Accertato un ammanco di oltre 150mila euro. La Giunta approva altre due proposte di querela per mancati versamenti

_palazzo-del-municipio-riminiRIMINI – Salgono a otto le proposte di querela presentate dall’inizio dell’anno dalla Giunta comunale nei confronti di altrettanti gestori di strutture alberghiere che ad oggi non hanno provveduto al completo versamento dell’imposta di soggiorno corrisposta dai loro ospiti. Nella seduta di ieri infatti la Giunta ha approvato il procedimento per l’illecito penale di appropriazione indebita, come previsto dall’ordinamento, nei confronti di altri due gestori, per il mancato versamento di circa 12mila euro complessivi.

“Attraverso il sistema di verifica e recupero dell’imposta di soggiorno siamo in grado anche di monitorare l’anomalia di certe gestioni alberghiere – sottolinea l’assessore al Bilancio Gian Luca Brasini –. Solo pochi giorni fa, infatti, nell’ambito delle verifiche sull’imposta, i nostri uffici hanno effettuato alcune segnalazioni alla Guardia di Finanza dopo aver notato una serie di passaggi di gestione anomali. Queste segnalazioni hanno portato le Fiamme Gialle a constatare mancati versamenti per oltre 150 mila euro. L’attività di recupero dell’imposta di soggiorno dunque ha riflessi importanti non solo sull’equità del tributo, ma anche perché può agevolare l’attività delle forze dell’ordine su situazioni poco limpide, che finiscono per ‘inquinare’ il mercato dell’offerta alberghiera e che possono sfociare nell’illegalità”.

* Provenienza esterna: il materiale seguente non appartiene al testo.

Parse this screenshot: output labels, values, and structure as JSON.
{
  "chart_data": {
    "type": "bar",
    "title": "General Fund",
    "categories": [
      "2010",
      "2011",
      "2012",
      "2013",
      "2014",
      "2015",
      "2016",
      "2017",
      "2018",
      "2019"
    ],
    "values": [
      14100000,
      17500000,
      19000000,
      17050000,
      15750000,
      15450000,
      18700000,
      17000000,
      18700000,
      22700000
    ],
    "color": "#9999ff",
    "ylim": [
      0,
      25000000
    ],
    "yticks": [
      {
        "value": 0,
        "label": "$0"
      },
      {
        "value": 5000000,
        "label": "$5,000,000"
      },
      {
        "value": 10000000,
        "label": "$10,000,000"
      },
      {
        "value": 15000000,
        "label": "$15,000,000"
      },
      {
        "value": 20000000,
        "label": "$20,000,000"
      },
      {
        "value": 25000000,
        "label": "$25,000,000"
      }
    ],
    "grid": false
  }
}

Solo attraverso le proposte di querela – che rappresentano l’ultimo step del procedimento di recupero delle somme messo a punto dall’Amministrazione e che arriva solo dopo l’invio di solleciti bonari, sanzioni amministrative, intimazioni di pagamento, ingiunzioni fiscali e atti di riscossione coattiva – sono stati recuperati 133 mila euro. Complessivamente, invece, si ricorda che la serie di azioni di recupero evasione (dai solleciti bonari fino appunto alla proposta di querela) ha portato nel triennio 2014-2016 al recupero di 1.552.000 euro, a fronte comunque di un basso tasso di evasione dell’imposta.